Момоко бежала, не останавливаясь. Все улицы были забиты колоннами военных машин. Грузовик за грузовиком, до бесконечности. Куда они их везут, и так уже заполонили всю страну. Грузовики проезжали мимо, а сидевшие в них парни глумливо хохотали и свистели ей вслед. Ведь в такой час на улицу выходят только женщины особого сорта. А значит, каждый солдат может видеть в ней именно такую. Момоко не различала лиц, только какие‑то черные тени да отблески лунного света на касках и винтовках. Они пытались высунуться из кузова, рвались из него, как цепные псы, отчаянно толкались и теснились у борта.
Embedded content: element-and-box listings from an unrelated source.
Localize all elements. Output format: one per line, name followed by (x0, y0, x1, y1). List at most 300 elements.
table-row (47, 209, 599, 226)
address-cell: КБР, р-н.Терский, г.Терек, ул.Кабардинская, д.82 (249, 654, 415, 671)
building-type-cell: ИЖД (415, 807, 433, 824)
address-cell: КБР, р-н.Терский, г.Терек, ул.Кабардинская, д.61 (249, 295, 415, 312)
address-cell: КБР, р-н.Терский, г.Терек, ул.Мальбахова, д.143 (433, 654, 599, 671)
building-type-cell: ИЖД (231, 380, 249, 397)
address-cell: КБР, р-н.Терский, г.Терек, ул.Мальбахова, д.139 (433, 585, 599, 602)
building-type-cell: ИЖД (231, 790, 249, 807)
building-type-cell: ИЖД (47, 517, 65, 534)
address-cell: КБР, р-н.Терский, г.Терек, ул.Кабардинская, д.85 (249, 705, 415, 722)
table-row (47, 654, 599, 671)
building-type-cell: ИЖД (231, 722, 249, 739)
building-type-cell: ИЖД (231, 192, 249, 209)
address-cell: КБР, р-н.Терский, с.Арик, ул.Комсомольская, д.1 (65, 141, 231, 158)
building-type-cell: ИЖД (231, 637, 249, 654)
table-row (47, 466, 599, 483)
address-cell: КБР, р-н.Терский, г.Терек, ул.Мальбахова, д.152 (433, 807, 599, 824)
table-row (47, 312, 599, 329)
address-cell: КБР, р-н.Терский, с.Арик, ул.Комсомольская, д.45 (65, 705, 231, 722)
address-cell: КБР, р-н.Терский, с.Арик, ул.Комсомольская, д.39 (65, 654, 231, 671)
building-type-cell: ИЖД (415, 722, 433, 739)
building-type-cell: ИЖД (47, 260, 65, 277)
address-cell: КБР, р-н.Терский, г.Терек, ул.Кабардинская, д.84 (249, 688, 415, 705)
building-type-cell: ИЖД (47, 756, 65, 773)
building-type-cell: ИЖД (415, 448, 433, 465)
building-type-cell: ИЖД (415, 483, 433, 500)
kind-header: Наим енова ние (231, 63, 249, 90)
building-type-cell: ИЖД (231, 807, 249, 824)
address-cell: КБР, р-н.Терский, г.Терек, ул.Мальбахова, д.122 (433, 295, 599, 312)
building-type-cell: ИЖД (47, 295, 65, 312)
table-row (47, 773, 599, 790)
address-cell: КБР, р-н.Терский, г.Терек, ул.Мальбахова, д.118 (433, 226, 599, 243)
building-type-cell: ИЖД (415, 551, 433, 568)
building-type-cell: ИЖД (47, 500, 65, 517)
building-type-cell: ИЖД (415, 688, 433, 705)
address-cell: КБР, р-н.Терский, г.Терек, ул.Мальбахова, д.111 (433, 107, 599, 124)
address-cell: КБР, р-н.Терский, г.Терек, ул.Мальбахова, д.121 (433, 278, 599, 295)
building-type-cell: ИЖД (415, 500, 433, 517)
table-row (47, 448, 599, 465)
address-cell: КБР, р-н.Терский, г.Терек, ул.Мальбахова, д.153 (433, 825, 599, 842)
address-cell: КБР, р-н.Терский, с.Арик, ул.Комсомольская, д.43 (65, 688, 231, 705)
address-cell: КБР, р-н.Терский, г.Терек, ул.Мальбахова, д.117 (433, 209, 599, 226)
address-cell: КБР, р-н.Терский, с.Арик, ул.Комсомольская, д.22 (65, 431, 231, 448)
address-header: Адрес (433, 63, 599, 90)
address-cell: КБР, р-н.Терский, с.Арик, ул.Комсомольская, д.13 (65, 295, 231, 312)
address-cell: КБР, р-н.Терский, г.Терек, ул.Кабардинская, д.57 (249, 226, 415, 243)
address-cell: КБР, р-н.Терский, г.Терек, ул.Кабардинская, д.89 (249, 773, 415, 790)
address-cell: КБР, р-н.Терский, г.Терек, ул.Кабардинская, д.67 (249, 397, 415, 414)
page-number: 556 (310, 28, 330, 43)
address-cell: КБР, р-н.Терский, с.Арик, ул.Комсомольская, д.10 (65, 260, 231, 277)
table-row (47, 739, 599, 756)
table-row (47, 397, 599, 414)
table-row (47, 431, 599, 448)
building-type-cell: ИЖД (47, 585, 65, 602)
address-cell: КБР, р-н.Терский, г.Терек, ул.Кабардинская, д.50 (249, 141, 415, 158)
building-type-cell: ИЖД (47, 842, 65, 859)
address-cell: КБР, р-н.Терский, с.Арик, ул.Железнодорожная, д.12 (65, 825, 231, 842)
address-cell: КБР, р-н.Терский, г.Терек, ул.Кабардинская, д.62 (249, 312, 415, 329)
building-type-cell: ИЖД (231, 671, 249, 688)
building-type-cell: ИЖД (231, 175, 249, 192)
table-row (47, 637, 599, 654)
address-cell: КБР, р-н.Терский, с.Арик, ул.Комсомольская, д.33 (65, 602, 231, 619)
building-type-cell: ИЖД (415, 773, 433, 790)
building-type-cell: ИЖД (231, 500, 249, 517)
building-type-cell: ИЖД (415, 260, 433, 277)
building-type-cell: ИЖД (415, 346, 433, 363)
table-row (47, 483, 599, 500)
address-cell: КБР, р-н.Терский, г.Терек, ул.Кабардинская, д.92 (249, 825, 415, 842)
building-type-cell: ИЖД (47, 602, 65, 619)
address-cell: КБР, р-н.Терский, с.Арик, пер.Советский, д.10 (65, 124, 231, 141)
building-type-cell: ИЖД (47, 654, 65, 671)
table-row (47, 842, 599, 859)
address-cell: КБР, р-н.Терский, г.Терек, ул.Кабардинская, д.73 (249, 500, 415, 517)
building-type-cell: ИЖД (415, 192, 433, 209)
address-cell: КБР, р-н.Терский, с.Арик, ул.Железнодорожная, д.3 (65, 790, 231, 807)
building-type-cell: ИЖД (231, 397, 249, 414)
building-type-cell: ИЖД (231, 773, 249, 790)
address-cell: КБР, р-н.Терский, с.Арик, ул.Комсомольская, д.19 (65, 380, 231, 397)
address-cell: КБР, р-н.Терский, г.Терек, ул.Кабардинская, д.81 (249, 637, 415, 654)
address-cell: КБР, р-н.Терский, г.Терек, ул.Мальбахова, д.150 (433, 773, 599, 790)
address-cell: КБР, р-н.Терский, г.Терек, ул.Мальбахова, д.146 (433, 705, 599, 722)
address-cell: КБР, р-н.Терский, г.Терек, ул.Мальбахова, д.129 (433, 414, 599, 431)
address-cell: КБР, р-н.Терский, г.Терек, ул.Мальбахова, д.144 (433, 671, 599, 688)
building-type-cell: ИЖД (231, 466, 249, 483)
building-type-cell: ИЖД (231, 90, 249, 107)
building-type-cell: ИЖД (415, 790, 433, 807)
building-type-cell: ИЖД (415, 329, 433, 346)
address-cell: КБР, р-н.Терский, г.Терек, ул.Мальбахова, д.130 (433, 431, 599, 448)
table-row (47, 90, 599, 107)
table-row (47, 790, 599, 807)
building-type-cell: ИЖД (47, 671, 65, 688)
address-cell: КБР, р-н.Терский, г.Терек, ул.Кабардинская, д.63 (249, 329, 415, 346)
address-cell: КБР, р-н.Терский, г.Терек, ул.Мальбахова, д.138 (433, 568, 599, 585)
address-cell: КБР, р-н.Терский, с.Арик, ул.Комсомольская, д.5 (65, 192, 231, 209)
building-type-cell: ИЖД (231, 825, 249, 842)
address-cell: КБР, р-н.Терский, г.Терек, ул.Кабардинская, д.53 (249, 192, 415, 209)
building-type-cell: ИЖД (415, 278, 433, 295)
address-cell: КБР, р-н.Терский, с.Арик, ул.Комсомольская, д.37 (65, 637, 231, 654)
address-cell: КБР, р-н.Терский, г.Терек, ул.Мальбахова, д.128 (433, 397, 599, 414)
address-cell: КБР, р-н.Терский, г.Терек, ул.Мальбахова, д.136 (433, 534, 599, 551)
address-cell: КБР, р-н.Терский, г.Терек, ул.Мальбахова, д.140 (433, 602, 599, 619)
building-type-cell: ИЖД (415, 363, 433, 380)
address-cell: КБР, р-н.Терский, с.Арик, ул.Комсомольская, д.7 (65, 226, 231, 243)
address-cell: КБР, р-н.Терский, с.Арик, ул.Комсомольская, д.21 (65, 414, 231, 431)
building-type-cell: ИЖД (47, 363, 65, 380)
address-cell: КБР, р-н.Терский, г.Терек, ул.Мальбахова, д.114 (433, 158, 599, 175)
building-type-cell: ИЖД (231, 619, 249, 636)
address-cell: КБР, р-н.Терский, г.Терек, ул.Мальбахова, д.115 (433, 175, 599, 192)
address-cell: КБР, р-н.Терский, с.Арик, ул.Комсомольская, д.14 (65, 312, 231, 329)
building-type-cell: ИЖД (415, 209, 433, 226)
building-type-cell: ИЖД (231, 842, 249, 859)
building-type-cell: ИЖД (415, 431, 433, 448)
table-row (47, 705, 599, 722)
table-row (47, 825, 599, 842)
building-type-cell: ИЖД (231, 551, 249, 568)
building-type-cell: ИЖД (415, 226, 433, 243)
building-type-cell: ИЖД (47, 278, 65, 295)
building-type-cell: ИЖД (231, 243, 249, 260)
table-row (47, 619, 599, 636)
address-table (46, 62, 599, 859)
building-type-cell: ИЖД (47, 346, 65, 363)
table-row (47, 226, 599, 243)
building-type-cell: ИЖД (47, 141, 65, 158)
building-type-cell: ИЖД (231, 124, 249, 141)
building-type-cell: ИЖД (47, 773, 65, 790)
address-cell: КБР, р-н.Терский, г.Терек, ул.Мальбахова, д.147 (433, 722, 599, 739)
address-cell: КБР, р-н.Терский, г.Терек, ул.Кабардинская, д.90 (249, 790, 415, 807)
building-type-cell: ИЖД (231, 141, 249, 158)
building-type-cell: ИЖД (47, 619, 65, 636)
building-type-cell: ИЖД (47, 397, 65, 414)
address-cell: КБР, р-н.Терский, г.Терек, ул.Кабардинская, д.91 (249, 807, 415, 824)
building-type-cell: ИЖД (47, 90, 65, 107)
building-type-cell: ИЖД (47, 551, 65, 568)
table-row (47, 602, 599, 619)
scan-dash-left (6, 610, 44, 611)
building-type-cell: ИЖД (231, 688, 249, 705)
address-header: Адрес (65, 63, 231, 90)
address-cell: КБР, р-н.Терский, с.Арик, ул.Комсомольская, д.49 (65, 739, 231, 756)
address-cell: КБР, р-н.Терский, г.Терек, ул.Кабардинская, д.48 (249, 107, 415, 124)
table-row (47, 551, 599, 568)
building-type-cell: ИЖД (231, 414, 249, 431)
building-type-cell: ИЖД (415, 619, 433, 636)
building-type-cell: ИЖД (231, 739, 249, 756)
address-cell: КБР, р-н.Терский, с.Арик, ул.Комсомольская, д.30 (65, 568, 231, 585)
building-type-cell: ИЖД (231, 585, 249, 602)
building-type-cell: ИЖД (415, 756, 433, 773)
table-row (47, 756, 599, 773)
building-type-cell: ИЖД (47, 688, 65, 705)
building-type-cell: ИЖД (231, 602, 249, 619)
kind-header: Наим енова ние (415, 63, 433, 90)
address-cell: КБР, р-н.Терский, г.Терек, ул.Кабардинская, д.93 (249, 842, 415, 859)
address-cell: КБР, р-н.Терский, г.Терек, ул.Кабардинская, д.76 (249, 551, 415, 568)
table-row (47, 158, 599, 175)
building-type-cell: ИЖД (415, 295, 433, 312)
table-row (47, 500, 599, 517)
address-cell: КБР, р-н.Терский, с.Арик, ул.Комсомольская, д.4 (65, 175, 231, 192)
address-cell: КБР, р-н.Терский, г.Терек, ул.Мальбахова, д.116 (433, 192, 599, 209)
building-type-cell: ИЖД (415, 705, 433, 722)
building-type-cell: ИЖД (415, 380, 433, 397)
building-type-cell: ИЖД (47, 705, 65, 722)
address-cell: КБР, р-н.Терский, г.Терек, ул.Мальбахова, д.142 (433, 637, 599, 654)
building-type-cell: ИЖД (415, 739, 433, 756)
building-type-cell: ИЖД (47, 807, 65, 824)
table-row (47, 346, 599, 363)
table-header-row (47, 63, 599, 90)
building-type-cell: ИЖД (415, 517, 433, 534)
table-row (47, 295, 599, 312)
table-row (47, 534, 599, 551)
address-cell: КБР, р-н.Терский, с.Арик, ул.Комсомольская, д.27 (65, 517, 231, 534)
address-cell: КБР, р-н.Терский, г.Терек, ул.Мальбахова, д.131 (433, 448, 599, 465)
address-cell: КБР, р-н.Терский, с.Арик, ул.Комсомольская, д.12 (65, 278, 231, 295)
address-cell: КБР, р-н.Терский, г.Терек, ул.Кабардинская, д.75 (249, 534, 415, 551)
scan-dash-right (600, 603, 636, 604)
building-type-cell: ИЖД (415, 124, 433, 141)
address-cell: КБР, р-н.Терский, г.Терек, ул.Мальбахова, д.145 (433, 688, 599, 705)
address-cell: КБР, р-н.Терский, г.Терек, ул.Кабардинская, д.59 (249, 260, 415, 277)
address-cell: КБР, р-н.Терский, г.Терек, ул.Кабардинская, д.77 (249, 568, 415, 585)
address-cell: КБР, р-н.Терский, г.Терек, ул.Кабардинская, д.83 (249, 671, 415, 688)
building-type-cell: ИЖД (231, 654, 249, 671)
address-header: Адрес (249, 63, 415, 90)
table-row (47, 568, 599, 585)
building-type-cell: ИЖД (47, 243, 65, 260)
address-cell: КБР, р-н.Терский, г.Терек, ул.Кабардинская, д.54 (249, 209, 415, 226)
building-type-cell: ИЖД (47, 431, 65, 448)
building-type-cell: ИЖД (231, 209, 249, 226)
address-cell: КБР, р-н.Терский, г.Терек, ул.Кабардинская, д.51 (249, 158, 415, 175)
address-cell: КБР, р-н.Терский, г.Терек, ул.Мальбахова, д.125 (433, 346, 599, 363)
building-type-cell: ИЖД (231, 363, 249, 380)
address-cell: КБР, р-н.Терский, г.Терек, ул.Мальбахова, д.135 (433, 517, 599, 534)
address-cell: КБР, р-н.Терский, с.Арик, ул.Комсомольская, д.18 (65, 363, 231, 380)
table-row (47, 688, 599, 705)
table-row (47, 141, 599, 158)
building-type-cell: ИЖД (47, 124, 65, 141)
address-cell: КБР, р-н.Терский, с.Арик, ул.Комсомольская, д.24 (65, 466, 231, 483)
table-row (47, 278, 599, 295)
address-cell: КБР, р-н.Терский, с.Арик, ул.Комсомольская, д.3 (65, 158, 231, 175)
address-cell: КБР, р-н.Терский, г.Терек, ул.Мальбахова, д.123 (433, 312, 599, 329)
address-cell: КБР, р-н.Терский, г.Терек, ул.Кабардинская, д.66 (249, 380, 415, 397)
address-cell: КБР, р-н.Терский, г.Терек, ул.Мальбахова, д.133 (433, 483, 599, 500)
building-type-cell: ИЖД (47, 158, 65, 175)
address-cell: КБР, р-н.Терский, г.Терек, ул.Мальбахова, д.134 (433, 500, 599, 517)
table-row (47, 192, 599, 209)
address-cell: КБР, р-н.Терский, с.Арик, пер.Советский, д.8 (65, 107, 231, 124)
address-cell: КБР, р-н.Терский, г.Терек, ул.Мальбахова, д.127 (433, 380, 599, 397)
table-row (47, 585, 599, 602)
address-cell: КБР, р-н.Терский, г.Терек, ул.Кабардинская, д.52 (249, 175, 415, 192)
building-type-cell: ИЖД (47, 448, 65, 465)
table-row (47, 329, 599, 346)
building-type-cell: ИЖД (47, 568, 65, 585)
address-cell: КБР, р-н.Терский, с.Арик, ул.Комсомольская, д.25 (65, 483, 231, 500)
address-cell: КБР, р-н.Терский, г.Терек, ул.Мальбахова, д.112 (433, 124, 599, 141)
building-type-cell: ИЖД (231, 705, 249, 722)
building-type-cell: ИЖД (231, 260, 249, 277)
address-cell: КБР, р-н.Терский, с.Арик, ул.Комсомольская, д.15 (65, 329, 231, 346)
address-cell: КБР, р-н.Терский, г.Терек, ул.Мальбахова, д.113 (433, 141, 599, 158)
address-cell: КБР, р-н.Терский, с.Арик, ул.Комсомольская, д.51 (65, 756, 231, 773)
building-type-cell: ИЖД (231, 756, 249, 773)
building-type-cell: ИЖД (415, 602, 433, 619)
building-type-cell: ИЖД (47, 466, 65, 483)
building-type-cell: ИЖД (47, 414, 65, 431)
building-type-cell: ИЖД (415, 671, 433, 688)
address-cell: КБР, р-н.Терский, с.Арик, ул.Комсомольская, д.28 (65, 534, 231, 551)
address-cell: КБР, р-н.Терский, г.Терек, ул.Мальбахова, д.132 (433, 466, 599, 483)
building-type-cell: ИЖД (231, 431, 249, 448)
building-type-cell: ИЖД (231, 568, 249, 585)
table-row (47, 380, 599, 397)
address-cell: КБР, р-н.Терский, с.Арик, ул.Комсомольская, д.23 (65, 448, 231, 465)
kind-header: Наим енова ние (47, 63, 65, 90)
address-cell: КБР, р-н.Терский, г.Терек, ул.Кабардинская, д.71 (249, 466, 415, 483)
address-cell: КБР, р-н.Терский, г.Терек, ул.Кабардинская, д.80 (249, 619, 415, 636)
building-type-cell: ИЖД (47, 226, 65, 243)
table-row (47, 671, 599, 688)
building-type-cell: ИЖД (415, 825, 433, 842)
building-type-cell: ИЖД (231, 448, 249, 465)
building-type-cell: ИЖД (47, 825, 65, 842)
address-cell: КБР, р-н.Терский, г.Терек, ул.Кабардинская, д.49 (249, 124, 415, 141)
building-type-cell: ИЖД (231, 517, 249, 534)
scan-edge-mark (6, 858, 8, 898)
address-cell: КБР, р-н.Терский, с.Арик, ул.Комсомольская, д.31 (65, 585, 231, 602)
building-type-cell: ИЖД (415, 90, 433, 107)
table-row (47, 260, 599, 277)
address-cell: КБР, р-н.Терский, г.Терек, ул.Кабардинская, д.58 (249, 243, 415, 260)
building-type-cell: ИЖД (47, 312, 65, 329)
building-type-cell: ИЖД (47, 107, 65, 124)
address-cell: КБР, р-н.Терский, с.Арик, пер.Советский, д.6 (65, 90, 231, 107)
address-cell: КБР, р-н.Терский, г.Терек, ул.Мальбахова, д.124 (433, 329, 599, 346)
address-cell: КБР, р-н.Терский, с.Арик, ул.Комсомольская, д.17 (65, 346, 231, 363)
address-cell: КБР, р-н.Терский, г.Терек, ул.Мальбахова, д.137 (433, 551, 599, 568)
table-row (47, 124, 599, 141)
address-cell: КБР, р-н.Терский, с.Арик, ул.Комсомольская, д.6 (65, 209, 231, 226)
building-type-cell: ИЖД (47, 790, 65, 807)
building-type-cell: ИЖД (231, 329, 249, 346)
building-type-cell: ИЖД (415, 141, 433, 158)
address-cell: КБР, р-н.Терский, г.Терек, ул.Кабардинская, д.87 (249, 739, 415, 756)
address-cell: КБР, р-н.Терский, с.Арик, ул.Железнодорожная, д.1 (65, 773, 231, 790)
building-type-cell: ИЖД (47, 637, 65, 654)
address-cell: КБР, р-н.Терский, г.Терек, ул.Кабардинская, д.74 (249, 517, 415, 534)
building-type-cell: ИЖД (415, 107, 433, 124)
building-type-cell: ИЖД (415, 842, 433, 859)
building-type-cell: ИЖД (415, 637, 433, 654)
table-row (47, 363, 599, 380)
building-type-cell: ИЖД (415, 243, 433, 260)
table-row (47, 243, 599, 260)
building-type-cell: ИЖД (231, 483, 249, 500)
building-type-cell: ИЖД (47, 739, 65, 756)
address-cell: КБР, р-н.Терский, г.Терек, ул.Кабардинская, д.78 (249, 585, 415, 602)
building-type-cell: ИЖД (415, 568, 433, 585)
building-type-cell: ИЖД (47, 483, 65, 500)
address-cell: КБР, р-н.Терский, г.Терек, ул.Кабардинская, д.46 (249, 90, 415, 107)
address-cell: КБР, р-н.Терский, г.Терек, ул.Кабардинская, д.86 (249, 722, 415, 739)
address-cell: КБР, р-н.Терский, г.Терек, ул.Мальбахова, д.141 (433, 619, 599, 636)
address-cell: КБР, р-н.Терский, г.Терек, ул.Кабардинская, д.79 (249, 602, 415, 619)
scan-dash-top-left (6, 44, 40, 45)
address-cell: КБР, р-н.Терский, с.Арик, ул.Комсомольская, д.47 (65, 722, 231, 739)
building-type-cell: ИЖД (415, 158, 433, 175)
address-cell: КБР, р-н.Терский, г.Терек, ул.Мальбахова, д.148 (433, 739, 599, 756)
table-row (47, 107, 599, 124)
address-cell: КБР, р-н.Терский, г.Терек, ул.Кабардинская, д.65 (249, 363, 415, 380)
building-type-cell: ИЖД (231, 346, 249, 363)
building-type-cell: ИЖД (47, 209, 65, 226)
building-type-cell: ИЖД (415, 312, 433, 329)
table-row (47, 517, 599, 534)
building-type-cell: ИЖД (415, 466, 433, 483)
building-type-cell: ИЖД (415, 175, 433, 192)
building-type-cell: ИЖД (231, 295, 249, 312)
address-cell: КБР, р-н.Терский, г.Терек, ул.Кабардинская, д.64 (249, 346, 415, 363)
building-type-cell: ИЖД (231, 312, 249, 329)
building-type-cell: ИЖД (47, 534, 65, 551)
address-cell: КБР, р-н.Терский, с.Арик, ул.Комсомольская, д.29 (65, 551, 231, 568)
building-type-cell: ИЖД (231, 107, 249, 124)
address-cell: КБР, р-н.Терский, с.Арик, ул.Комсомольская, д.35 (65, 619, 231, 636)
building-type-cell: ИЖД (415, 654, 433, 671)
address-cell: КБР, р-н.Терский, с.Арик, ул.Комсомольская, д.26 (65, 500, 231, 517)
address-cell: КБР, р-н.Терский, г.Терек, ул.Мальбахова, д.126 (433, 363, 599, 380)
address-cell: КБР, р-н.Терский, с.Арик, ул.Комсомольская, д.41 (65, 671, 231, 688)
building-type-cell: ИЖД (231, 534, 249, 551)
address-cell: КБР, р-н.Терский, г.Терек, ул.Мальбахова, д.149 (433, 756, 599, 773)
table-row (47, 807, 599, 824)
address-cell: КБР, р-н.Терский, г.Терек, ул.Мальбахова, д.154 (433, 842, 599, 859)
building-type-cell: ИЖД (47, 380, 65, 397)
Каждый хотел занять место поудобнее и беспрепятственно посылать оттуда воздушные поцелуи и двусмысленные предложения. Некоторые просто топали ногами и вопили в ночь.
И это она, Момоко, была предметом их грубой похоти. Это из‑за нее улюлюканье, свист и автомобильные гудки нарушают тишину разбомбленных улиц. И моторы, все время ревут моторы. Наконец колонна прошла, грохот постепенно умолк, и улицы вновь погрузись в привычное лунное безмолвие. Потом задребезжат рельсы, и Момоко с облегчением прыгнула в вагон. Там было уютно, тепло и светло, а еще там сидели люди, такие же, как она, с родными чертами.
Трамвай тронулся. Момоко случайно глянула в окно и ужаснулась своему отражению. На нее все недоуменно смотрели, и немудрено. По лицу размазаны слезы, пальто нараспашку, платье разодрано на груди. Она попыталась пригладить волосы и стереть растекшуюся краску и подумала, что сейчас ее правда не отличить от шлюхи. Так и ехала, время от времени вскидывая глаза на молчаливо рассматривавших ее пассажиров, и все твердила про себя слова, что давно накипели на сердце, но застряли в горле каменным комком: «На что пялитесь? Что, забыли? Все вы теперь шлюхи. Все. Все до последнего. Вот летчик‑камикадзе торгует на черном рынке, когда‑то он был светлый ангел, посвященный в искусство высокой и славной смерти, а теперь – обыкновенная шлюха. А женщины, что жадно хватают брошенные из грузовиков шоколадки? А семьи, что с благодарностью принимают мешки с импортным рисом и кукурузной мукой? А дети, что дерутся из‑за окурков и жевательной резинки или играют в "проститутку‑наннан и солдата" на ступенях священных храмов? А некогда гордые воины, что согнулись теперь в три погибели и работают рикшами у своих победоносных противников? Шлюхи. Все шлюхи».